In the old town, in the middle of the city, is the Cathedral Saint-Pierre. You can climb the 157 steps of the north tower and get a 360-degree view of Geneva. There is another stairway that takes you a few meters underground, where there are galleries and over two thousand years of archaeological history. It offers two powerful journeys: into the present and the past, being part of the sky and scratching the soil.  

Where does passion live here?

The old public bath: Le Bain des Pâquis. Though perhaps it’s less passion and more a joie de vivre.

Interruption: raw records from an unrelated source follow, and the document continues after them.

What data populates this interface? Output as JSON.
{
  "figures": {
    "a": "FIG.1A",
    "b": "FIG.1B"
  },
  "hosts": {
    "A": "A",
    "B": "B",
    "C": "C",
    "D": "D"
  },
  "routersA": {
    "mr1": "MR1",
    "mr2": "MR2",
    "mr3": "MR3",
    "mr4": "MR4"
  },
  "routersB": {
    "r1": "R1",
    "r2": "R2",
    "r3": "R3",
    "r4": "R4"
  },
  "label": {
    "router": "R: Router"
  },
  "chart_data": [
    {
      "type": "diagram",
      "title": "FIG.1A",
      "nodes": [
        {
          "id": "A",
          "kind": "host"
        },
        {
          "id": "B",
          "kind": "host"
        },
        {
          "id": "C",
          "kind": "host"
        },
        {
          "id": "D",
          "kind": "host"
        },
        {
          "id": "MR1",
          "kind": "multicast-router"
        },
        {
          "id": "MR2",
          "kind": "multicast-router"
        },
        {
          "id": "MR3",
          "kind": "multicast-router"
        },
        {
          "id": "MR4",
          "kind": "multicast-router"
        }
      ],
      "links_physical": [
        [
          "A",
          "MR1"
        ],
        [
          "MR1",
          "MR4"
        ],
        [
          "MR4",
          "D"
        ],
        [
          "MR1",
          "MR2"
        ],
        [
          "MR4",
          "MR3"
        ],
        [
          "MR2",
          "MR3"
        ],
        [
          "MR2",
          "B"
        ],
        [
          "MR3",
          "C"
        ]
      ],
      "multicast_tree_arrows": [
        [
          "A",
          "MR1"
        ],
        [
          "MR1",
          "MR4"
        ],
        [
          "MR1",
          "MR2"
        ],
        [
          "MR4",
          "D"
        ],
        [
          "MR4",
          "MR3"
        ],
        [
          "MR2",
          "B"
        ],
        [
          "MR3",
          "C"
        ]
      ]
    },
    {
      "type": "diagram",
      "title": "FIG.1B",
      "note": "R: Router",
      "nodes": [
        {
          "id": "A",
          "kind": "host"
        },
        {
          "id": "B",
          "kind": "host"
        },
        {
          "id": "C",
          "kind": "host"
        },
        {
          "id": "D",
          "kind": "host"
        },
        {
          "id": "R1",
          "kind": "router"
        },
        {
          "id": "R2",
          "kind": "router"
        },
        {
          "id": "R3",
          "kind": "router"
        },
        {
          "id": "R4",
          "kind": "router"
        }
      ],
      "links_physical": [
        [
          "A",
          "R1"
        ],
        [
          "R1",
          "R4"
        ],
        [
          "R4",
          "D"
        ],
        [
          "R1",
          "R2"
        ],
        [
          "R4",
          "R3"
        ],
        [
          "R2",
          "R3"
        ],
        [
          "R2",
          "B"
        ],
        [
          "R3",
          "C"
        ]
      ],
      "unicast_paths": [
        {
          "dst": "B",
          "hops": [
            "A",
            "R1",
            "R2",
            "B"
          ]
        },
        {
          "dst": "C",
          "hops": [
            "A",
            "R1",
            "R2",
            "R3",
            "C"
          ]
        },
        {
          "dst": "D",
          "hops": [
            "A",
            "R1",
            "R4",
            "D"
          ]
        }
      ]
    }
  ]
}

There you can go to the hammam, eat good, inexpensive food, and enjoy different cultural events.

What is the title of one of your works about Geneva and what inspired it exactly?

In my first book, L’inondation, the lake is like a mirror that the characters look into. It has a watchful and patient presence that absorbs and reflects human turmoil. It’s an omniscient character.

Inspired by Levi, “Outside Geneva does an outside exist?”

I love to go away—leave Geneva and pretend to forget it. But every time I return, on the airport tarmac I get this warm, enveloping sensation of being back home. I never expected that I would one day have this feeling.

Raluca Antonescu was born in 1976 in Bucharest. She spent most of her childhood in a little Swiss German village before her family moved to the Vaud state and then to Geneva in the early 1990s. She studied visual arts at HEAD. Antonescu directed and produced several short documentary films and worked as a video editor. She currently teaches art in Geneva. She is the author of two novels: L’Inondation (The Flooding), published in 2014; and Sol (Ground), published in 2017.